Sytuacja budzi stanowczy sprzeciw środowisk rolniczych oraz konsumentów. Jedni mają pretensje, że w ten sposób lawiruje się cenami i „dobija” polskiego producenta, inni czują się oszukani, ponieważ kupują towar z przekonaniem, że jest on pochodzenia polskiego, a tymczasem okazuje się, że etykieta wprowadziła ich w błąd.
UOKiK postanowił zająć się sprawą, regularnie sprawdza, czy oznakowanie owoców i warzyw jest zgodne z krajem pochodzenia. Inspekcja Handlowa przeprowadziła kontrole w 96 sklepach należących do 18 największych sieci handlowych. Okazało się, że oznakowanie warzyw i owoców niekoniecznie jest zgodne z rzeczywistością.
„Informacja o kraju pochodzenia jest istotna dla wielu konsumentów, często wpływa na decyzję o zakupie i nie powinna wprowadzać w błąd. Do UOKiK docierały liczne sygnały o nieprawidłowościach w tym zakresie, dlatego zleciłem Inspekcji Handlowej przeprowadzenie kontroli” – powiedział prezes UOKiK Marek Niechciał.
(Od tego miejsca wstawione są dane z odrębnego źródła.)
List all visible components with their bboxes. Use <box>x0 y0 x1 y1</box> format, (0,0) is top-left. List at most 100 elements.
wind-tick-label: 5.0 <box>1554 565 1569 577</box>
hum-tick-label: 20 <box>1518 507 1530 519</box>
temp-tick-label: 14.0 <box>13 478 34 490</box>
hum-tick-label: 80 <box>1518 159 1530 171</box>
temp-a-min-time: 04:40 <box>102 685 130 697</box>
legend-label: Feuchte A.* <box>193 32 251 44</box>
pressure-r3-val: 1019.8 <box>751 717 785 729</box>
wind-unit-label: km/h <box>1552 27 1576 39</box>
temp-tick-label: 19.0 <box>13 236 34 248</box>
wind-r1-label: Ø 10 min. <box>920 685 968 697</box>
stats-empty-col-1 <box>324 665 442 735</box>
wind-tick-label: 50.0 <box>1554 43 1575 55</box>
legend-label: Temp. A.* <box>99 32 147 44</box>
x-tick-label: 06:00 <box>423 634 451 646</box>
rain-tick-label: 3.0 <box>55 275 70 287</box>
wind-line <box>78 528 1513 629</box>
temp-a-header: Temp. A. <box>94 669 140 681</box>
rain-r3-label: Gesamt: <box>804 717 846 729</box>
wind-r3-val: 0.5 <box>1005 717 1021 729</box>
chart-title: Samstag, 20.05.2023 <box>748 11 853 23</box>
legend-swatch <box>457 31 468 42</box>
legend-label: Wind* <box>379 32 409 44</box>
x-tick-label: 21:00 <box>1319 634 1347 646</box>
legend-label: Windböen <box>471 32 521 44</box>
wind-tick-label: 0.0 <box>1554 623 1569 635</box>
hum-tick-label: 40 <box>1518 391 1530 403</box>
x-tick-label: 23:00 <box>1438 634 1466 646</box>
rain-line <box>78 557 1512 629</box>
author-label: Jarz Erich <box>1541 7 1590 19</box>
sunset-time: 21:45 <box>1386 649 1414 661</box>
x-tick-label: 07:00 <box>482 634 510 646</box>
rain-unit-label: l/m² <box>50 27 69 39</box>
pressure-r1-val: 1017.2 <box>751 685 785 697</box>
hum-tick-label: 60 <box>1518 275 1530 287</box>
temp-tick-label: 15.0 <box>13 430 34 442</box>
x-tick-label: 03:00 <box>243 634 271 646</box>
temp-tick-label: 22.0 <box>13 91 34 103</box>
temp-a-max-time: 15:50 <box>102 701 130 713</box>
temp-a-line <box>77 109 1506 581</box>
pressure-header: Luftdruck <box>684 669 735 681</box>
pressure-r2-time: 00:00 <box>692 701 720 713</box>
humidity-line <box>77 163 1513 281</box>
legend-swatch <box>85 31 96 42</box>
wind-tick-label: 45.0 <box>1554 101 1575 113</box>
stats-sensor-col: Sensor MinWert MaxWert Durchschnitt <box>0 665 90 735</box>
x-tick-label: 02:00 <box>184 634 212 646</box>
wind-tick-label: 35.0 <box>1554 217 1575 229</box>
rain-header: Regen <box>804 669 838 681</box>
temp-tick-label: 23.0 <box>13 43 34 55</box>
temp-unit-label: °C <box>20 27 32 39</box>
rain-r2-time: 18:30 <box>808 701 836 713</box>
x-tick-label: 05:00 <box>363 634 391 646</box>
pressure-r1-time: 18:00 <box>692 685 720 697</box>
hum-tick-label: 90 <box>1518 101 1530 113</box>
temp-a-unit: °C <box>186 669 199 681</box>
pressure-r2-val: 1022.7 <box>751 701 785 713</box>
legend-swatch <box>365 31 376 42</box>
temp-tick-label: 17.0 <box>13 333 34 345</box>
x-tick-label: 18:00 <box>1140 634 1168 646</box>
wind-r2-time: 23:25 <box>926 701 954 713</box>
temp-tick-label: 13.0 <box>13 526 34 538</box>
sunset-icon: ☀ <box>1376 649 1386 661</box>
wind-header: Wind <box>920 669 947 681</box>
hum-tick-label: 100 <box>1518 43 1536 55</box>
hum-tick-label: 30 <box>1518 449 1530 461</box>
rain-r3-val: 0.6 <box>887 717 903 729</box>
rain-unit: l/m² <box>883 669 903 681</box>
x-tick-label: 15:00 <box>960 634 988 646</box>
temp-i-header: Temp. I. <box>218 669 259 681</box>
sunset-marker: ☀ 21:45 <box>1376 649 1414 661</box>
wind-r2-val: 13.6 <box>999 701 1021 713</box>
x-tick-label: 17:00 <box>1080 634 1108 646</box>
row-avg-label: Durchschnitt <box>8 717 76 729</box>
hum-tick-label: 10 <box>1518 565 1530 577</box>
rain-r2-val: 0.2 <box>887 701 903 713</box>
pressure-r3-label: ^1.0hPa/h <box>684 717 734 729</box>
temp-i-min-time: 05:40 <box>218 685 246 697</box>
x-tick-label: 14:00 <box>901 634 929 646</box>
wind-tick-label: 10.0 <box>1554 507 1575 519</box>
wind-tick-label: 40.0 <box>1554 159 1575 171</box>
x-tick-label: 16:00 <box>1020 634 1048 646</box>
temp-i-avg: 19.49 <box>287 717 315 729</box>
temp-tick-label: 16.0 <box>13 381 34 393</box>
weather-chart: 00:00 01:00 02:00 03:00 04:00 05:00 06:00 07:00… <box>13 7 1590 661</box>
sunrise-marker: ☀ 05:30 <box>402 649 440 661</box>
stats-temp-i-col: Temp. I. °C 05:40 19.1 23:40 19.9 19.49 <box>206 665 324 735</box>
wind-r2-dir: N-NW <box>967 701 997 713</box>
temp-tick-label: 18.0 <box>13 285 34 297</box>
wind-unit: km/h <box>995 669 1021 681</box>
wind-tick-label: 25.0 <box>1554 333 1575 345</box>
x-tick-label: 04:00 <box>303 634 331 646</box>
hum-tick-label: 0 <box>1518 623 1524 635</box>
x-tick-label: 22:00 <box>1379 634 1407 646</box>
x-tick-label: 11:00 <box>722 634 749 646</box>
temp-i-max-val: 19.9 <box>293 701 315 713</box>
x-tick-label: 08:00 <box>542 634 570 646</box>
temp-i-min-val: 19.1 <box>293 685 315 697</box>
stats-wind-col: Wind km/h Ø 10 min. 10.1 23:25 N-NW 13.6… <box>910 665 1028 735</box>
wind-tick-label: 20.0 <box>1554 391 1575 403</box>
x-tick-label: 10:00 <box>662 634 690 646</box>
UOKiK jednoznacznie stwierdził, że błędnie podana informacja odnośnie kraju pochodzenia lub jej brak dezorientuje klientów. Sam fakt, że towar pochodzi z Polski, przyciąga uwagę konsumentów – podkreśla wiceprezes UOKiK Tomasz Chróstny, czytamy w komunikacie na stronie urzędu.
„Sprzedawcy i dostawcy mniej lub bardziej świadomie wykorzystują ten fakt, przypisując polskie pochodzenie zagranicznym warzywom i owocom. Musimy walczyć z takimi praktykami, żeby konsument zawsze wiedział, co i skąd kupuje. Dlatego kontrole Inspekcji Handlowej są bardzo ważne – podkreślił Chróstny.
Poinformowano, że nieprawidłowości wykryto w 31 marketach (32,3%) m.in.: Aldi, Auchan, Biedronka, Dino, Hipermarket Bi1, Intermarché, Kaufland, Lewiatan, Lidl, Netto, Polo Market, Stokrotka i Tesco. Podkreślono, że 118 partii warzyw i owoców (10,2%, kontrola objęła 1162 partie) było błędnie oznakowanych krajem pochodzenia. Do grona podszywających się pod polskie warzyw dołączył czosnek z Egiptu, etykieta twierdziła, że pochodzi z Polski, ale faktura ujawniła, że przyjechał az z Egiptu. Z kolei rodzima cebula pochodziła z kilku krajów – Polski, Francji, Holandii i Słowacji.
Dodano, że kontrole będą kontynuowane.
Tymczasem rolnicy z AgroUnii opublikowali materiał wideo (patrz wyżej) z protestu w siedzibie UOKiK zarzucając instytucji, że zainteresowała się sprawą dopiero po nagłośnieniu jej w mediach. Wcześniejsze pisma z doniesieniami o nieprawidłowościach były zbywane lub ignorowane.